Prof. Rolf Halden shared his strong belief in the approach: “Monitoring low-income countries/communities, via WBE surveillance, is a prudent way of better assessing and managing the pandemic.” Last month only, his team published a research analysis (in Science of The Total Environment) which concluded that with just 1% of the resources currently allocated for clinical testing diverted to WBE, vulnerable populations could be protected and community spread contained in a cost-efficient way. Halden said, “Unfortunately, we are preoccupied with diagnosing and combating the epidemic with the analytical solutions we have introduced.”
Another expert, Kyle Bibby, replied,” I know that many agencies are beginning to evaluate this approach (unsure if WHO belongs to that group). I imagine that the only differences in using this approach in LMICs may be: 1. variation in the sewer shed, including number of people served, type of system, and informal connections and 2. access to necessary equipment, reagents, and supplies. ” Kyle Bibby, who was part of the team that reported the first confirmed detection of SARS-CoV-2 in untreated wastewater in Australia, also mentioned that larger studies are underway.

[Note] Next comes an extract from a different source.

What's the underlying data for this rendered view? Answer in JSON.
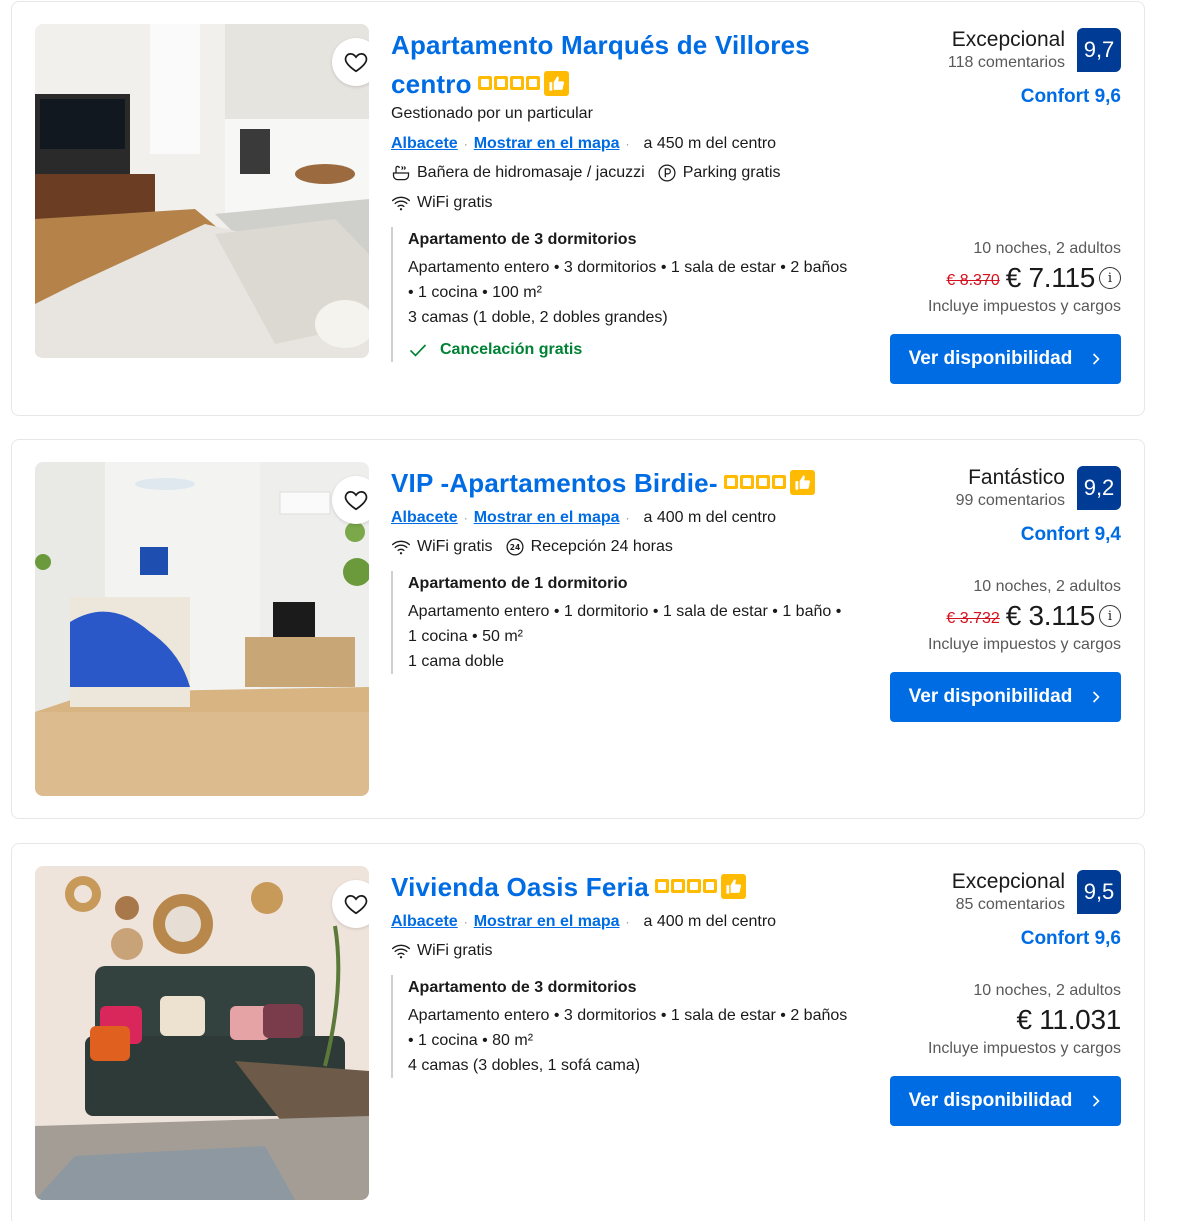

In conclusion, it’s probably not too far-fetched to anticipate that WBE could become a future surveillance tool for SARS-CoV-2. Although an accurate prediction of the infected population by WBE may not be possible due to several factors contributing to degradation of biomarkers, this method can potentially be useful for estimating prevalence in cities, universities, hospitals etc., certainly also in the context of LMICs. Quantifying sewage loadings of combined viable and non-viable virus particles may facilitate rapid identification of hotspots, and thus better-informed mitigation strategies.
The scientific community and governments from LMICs need to gear up to assess the feasibility and usefulness of this (potential) new paradigm in COVID-19 testing. Sewage-based epidemiology might be able to tell us what case-based surveillance misses in resource-poor settings.